According to the EOW, the accused colluded with the former promoters of Religare Enterprises, Malvinder Mohan Singh and Shivinder Mohan Singh. (Image: Reuters)
Puneet Shah and Niharika Rao
The time is ripe for the first class action suit in India.
The allegations of oppression and mismanagement in the entities connected to the Singh brothers, promoters of Fortis Healthcare and Religare Enterprises, suggest reasonable grounds for initiating a class action suit by shareholders of these firms.
A class action suit is one that allows a large number of people having a common cause of action to jointly file or pursue a litigation. Under the Companies Act 2013, 100 or more shareholders, or shareholders having 10 percent or more voting interest in the company can collectively approach National Company Law Tribunal (NCLT) for redressal of their grievances.
In the Singh brothers case, the allegations primarily relate to two loans: One, an inter-corporate deposit of Rs 473 crore by Fortis Healthcare in three entities connected to the Singh brothers. Two, an alleged diversion of Rs 750 crore from Religare Finvest (a non-banking finance arm of listed Religare Enterprise) to RHC Holding, the flagship holding company of the Singh brothers.
Earlier this month, Shivinder Singh, the former promoter of Fortis Healthcare, moved the National Company Law Tribunal (NCLT) against older brother Malvinder, and a former employee of Religare Enterprise alleging oppression and mismanagement into the affairs of Fortis Healthcare. The NCLT application was subsequently withdrawn, but these kinds of allegations require closer scrutiny.
Undertaking related party transactions without appropriate approvals in place and siphoning of funds for the benefits of promoters’ related entities indicate a serious governance failure at these entities and questions the role of audit committee, independent directors, statutory and internal auditors in ensuring the transparency and adequacy of internal control.
While SEBI and SFIO have started probing the dealings of these firms, should the aggrieved shareholders consider a class action?

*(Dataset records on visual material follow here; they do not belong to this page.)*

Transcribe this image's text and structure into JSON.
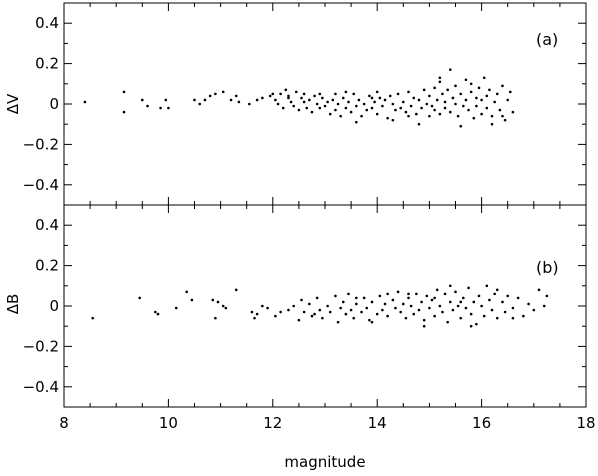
{
  "chart_data": [
    {
      "type": "scatter",
      "panel_tag": "(a)",
      "ylabel": "ΔV",
      "xlim": [
        8,
        18
      ],
      "ylim": [
        -0.5,
        0.5
      ],
      "yticks": [
        -0.4,
        -0.2,
        0,
        0.2,
        0.4
      ],
      "ytick_labels": [
        "−0.4",
        "−0.2",
        "0",
        "0.2",
        "0.4"
      ],
      "x_minor_tick_step": 0.5,
      "y_minor_tick_step": 0.1,
      "points": [
        [
          8.4,
          0.01
        ],
        [
          9.15,
          0.06
        ],
        [
          9.15,
          -0.04
        ],
        [
          9.5,
          0.02
        ],
        [
          9.6,
          -0.01
        ],
        [
          9.85,
          -0.02
        ],
        [
          9.95,
          0.02
        ],
        [
          10.0,
          -0.02
        ],
        [
          10.5,
          0.02
        ],
        [
          10.6,
          0.0
        ],
        [
          10.7,
          0.02
        ],
        [
          10.8,
          0.04
        ],
        [
          10.9,
          0.05
        ],
        [
          11.05,
          0.06
        ],
        [
          11.2,
          0.02
        ],
        [
          11.3,
          0.04
        ],
        [
          11.35,
          0.01
        ],
        [
          11.55,
          0.0
        ],
        [
          11.7,
          0.02
        ],
        [
          11.8,
          0.03
        ],
        [
          11.95,
          0.04
        ],
        [
          12.05,
          0.02
        ],
        [
          12.1,
          0.0
        ],
        [
          12.15,
          0.05
        ],
        [
          12.2,
          -0.02
        ],
        [
          12.25,
          0.07
        ],
        [
          12.3,
          0.03
        ],
        [
          12.35,
          0.01
        ],
        [
          12.4,
          -0.01
        ],
        [
          12.45,
          0.06
        ],
        [
          12.5,
          -0.03
        ],
        [
          12.55,
          0.03
        ],
        [
          12.6,
          0.01
        ],
        [
          12.65,
          -0.02
        ],
        [
          12.7,
          0.02
        ],
        [
          12.75,
          -0.04
        ],
        [
          12.8,
          0.04
        ],
        [
          12.85,
          0.0
        ],
        [
          12.9,
          -0.02
        ],
        [
          12.95,
          0.03
        ],
        [
          13.0,
          -0.01
        ],
        [
          13.05,
          0.01
        ],
        [
          13.1,
          -0.05
        ],
        [
          13.15,
          0.02
        ],
        [
          13.2,
          -0.03
        ],
        [
          13.25,
          0.0
        ],
        [
          13.3,
          -0.06
        ],
        [
          13.35,
          0.03
        ],
        [
          13.4,
          -0.02
        ],
        [
          13.45,
          0.01
        ],
        [
          13.5,
          -0.04
        ],
        [
          13.55,
          0.05
        ],
        [
          13.6,
          -0.01
        ],
        [
          13.65,
          0.02
        ],
        [
          13.7,
          -0.06
        ],
        [
          13.75,
          0.0
        ],
        [
          13.8,
          -0.03
        ],
        [
          13.85,
          0.04
        ],
        [
          13.9,
          -0.02
        ],
        [
          13.95,
          0.01
        ],
        [
          14.0,
          -0.05
        ],
        [
          14.05,
          0.03
        ],
        [
          14.1,
          -0.01
        ],
        [
          14.15,
          0.02
        ],
        [
          14.2,
          -0.07
        ],
        [
          14.25,
          0.04
        ],
        [
          14.3,
          0.0
        ],
        [
          14.35,
          -0.03
        ],
        [
          14.4,
          0.05
        ],
        [
          14.45,
          -0.02
        ],
        [
          14.5,
          0.01
        ],
        [
          14.55,
          -0.04
        ],
        [
          14.6,
          0.06
        ],
        [
          14.65,
          -0.01
        ],
        [
          14.7,
          0.03
        ],
        [
          14.75,
          -0.05
        ],
        [
          14.8,
          0.02
        ],
        [
          14.85,
          -0.02
        ],
        [
          14.9,
          0.07
        ],
        [
          14.95,
          0.0
        ],
        [
          15.0,
          -0.06
        ],
        [
          15.0,
          0.04
        ],
        [
          15.05,
          -0.01
        ],
        [
          15.1,
          0.08
        ],
        [
          15.1,
          -0.03
        ],
        [
          15.15,
          0.02
        ],
        [
          15.2,
          0.11
        ],
        [
          15.2,
          -0.05
        ],
        [
          15.25,
          0.05
        ],
        [
          15.3,
          -0.02
        ],
        [
          15.3,
          0.01
        ],
        [
          15.35,
          0.07
        ],
        [
          15.4,
          0.17
        ],
        [
          15.4,
          -0.04
        ],
        [
          15.45,
          0.03
        ],
        [
          15.5,
          0.0
        ],
        [
          15.5,
          0.09
        ],
        [
          15.55,
          -0.06
        ],
        [
          15.6,
          0.05
        ],
        [
          15.65,
          -0.01
        ],
        [
          15.7,
          0.12
        ],
        [
          15.7,
          0.02
        ],
        [
          15.75,
          -0.03
        ],
        [
          15.8,
          0.06
        ],
        [
          15.85,
          -0.07
        ],
        [
          15.9,
          0.03
        ],
        [
          15.9,
          -0.01
        ],
        [
          15.95,
          0.08
        ],
        [
          16.0,
          0.02
        ],
        [
          16.0,
          -0.05
        ],
        [
          16.05,
          0.13
        ],
        [
          16.1,
          0.04
        ],
        [
          16.1,
          -0.02
        ],
        [
          16.15,
          0.07
        ],
        [
          16.2,
          -0.06
        ],
        [
          16.25,
          0.01
        ],
        [
          16.3,
          0.05
        ],
        [
          16.35,
          -0.03
        ],
        [
          16.4,
          0.09
        ],
        [
          16.45,
          -0.08
        ],
        [
          16.5,
          0.02
        ],
        [
          16.55,
          0.06
        ],
        [
          16.6,
          -0.04
        ],
        [
          14.3,
          -0.08
        ],
        [
          13.6,
          -0.09
        ],
        [
          14.8,
          -0.1
        ],
        [
          15.6,
          -0.11
        ],
        [
          16.2,
          -0.1
        ],
        [
          12.3,
          0.04
        ],
        [
          12.6,
          0.05
        ],
        [
          13.2,
          0.05
        ],
        [
          14.0,
          0.06
        ],
        [
          14.6,
          -0.06
        ],
        [
          15.2,
          0.13
        ],
        [
          15.8,
          0.1
        ],
        [
          16.4,
          -0.06
        ],
        [
          13.9,
          0.03
        ],
        [
          13.4,
          0.06
        ],
        [
          12.9,
          0.05
        ],
        [
          12.0,
          0.05
        ]
      ]
    },
    {
      "type": "scatter",
      "panel_tag": "(b)",
      "ylabel": "ΔB",
      "xlabel": "magnitude",
      "xlim": [
        8,
        18
      ],
      "ylim": [
        -0.5,
        0.5
      ],
      "xticks": [
        8,
        10,
        12,
        14,
        16,
        18
      ],
      "xtick_labels": [
        "8",
        "10",
        "12",
        "14",
        "16",
        "18"
      ],
      "yticks": [
        -0.4,
        -0.2,
        0,
        0.2,
        0.4
      ],
      "ytick_labels": [
        "−0.4",
        "−0.2",
        "0",
        "0.2",
        "0.4"
      ],
      "x_minor_tick_step": 0.5,
      "y_minor_tick_step": 0.1,
      "points": [
        [
          8.55,
          -0.06
        ],
        [
          9.45,
          0.04
        ],
        [
          9.75,
          -0.03
        ],
        [
          9.8,
          -0.04
        ],
        [
          10.15,
          -0.01
        ],
        [
          10.35,
          0.07
        ],
        [
          10.45,
          0.03
        ],
        [
          10.85,
          0.03
        ],
        [
          10.9,
          -0.06
        ],
        [
          10.95,
          0.02
        ],
        [
          11.05,
          0.0
        ],
        [
          11.1,
          -0.01
        ],
        [
          11.3,
          0.08
        ],
        [
          11.6,
          -0.03
        ],
        [
          11.65,
          -0.06
        ],
        [
          11.7,
          -0.04
        ],
        [
          11.8,
          0.0
        ],
        [
          11.9,
          -0.01
        ],
        [
          12.05,
          -0.05
        ],
        [
          12.15,
          -0.03
        ],
        [
          12.3,
          -0.02
        ],
        [
          12.4,
          0.0
        ],
        [
          12.5,
          -0.07
        ],
        [
          12.55,
          0.03
        ],
        [
          12.6,
          -0.03
        ],
        [
          12.7,
          0.01
        ],
        [
          12.75,
          -0.05
        ],
        [
          12.85,
          0.04
        ],
        [
          12.9,
          -0.02
        ],
        [
          12.95,
          -0.06
        ],
        [
          13.05,
          0.0
        ],
        [
          13.1,
          -0.03
        ],
        [
          13.2,
          0.05
        ],
        [
          13.25,
          -0.08
        ],
        [
          13.3,
          -0.01
        ],
        [
          13.35,
          0.02
        ],
        [
          13.4,
          -0.04
        ],
        [
          13.45,
          0.06
        ],
        [
          13.5,
          -0.02
        ],
        [
          13.55,
          -0.06
        ],
        [
          13.6,
          0.01
        ],
        [
          13.7,
          -0.03
        ],
        [
          13.75,
          0.04
        ],
        [
          13.8,
          -0.01
        ],
        [
          13.85,
          -0.07
        ],
        [
          13.9,
          0.02
        ],
        [
          14.0,
          -0.04
        ],
        [
          14.05,
          0.05
        ],
        [
          14.1,
          -0.02
        ],
        [
          14.15,
          0.01
        ],
        [
          14.2,
          -0.05
        ],
        [
          14.3,
          0.03
        ],
        [
          14.35,
          -0.01
        ],
        [
          14.4,
          0.07
        ],
        [
          14.45,
          -0.03
        ],
        [
          14.5,
          0.01
        ],
        [
          14.55,
          -0.06
        ],
        [
          14.6,
          0.04
        ],
        [
          14.65,
          0.0
        ],
        [
          14.7,
          -0.04
        ],
        [
          14.75,
          0.06
        ],
        [
          14.8,
          -0.02
        ],
        [
          14.85,
          0.02
        ],
        [
          14.9,
          -0.07
        ],
        [
          14.95,
          0.05
        ],
        [
          15.0,
          -0.01
        ],
        [
          15.05,
          0.03
        ],
        [
          15.1,
          -0.05
        ],
        [
          15.15,
          0.08
        ],
        [
          15.2,
          0.0
        ],
        [
          15.25,
          -0.03
        ],
        [
          15.3,
          0.06
        ],
        [
          15.35,
          -0.08
        ],
        [
          15.4,
          0.02
        ],
        [
          15.45,
          -0.02
        ],
        [
          15.5,
          0.07
        ],
        [
          15.55,
          0.0
        ],
        [
          15.6,
          -0.06
        ],
        [
          15.65,
          0.04
        ],
        [
          15.7,
          -0.01
        ],
        [
          15.75,
          0.09
        ],
        [
          15.8,
          -0.04
        ],
        [
          15.85,
          0.02
        ],
        [
          15.9,
          -0.09
        ],
        [
          15.95,
          0.05
        ],
        [
          16.0,
          0.0
        ],
        [
          16.05,
          -0.05
        ],
        [
          16.1,
          0.1
        ],
        [
          16.15,
          0.03
        ],
        [
          16.2,
          -0.02
        ],
        [
          16.25,
          0.06
        ],
        [
          16.3,
          -0.06
        ],
        [
          16.4,
          0.02
        ],
        [
          16.45,
          -0.03
        ],
        [
          16.5,
          0.05
        ],
        [
          16.6,
          -0.01
        ],
        [
          16.7,
          0.04
        ],
        [
          16.8,
          -0.05
        ],
        [
          16.9,
          0.01
        ],
        [
          17.0,
          -0.02
        ],
        [
          17.1,
          0.08
        ],
        [
          17.2,
          0.0
        ],
        [
          17.25,
          0.05
        ],
        [
          15.4,
          0.1
        ],
        [
          14.9,
          -0.1
        ],
        [
          15.8,
          -0.1
        ],
        [
          14.6,
          0.06
        ],
        [
          13.9,
          -0.08
        ],
        [
          16.3,
          0.08
        ],
        [
          15.1,
          0.04
        ],
        [
          12.8,
          -0.04
        ],
        [
          13.6,
          0.04
        ],
        [
          14.2,
          0.06
        ],
        [
          16.6,
          -0.06
        ],
        [
          15.6,
          0.02
        ]
      ]
    }
  ]
}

In the developed world, class actions are the most prominent form of shareholder activism. The USD 6.1-billion settlement in shareholder fraud litigation in the WorldCom case, the USD 7.2-billion verdict in favour of Enron’s defrauded shareholders, and the USD 3.1-billion settlement in favour of investors in the Cendant case are a few noticeable examples.
India had its first brush with class action suits in 2009 when the Satyam Computer Services scam erupted. While shareholders of Satyam in the US (it was also listed on the New York Stock Exchange) successfully filed class action suits against Satyam and its defaulting promoters, and were swiftly awarded compensation, Indian shareowners were helplessly chasing capital market regulator Securities and Exchange Board of India (SEBI) and the Serious Fraud Investigation Office (SFIO). That’s because the erstwhile 1956 Companies Act which was in force at that time had no specific provisions allowing class action or derivative suits against the delinquent promoters and expert advisors involved in wrongdoings.
Unlike 1956 Act, the 2013 Companies Act allows shareholders to seek damages or compensation from the company, its directors, auditors and even advisors for any fraudulent, unlawful or wrongful act or omission.
Apart from class action, the law also provides an individual holding at least ten percent voting interest to approach NCLT for redressing oppression and mismanagement in a company. This was the provision used by the family investment firms of Cyrus Mistry that alleged oppression and mismanagement in Tata Sons.
However, such a remedy comes with its own set of limitations. First, shareowners holding less than ten percent voting interest cannot take any such action. Second, multiple suits instituted by interested shareholders, each holding at least ten percent of the voting interest will lead to multiple court proceedings that may delay the resolution process and may prove to be financially inefficient. Other alternatives are approaching SEBI, other regulatory authorities, filing a public interest litigation, initiating a collective civil action, and so on are all inefficient.
Despite such clear benefits, not a single class action suit has been filed in India so far. One key reason is that Indian lawyers are not allowed to charge a contingent fee on a case-success basis. In other words, clients don’t have to pay any upfront fee unless the case is won. Such a practice is prevalent in the US, but the current Indian law prohibits such payments to lawyers. In the US, it acts as a natural incentive and encourages aggrieved parties to approach law firms to initiate class action without worrying about the potential outcome of the case as they don’t need to bear any upfront cost of litigation. Litigating lawyers, on the other hand, are incentivised to win the case as their fee depends on the case success.
It’s high time that India allows lawyers to charge their fee on success basis. In the meantime, SEBI and other regulatory authorities in India should utilise the investor education and protection corpus to fund such expenses for class action.
In India, despite having strong and lengthy legal provisions in the rulebook, the protection of investor interest through efficient enforcement mechanisms has always been missing. Although, of late, there is a wave of increasing shareholders’ activism and any such class action by the aggrieved parties may set a precedent in the right direction. Shah is partner and Rao, an associate with law firm IC Universal Legal. Views are personal.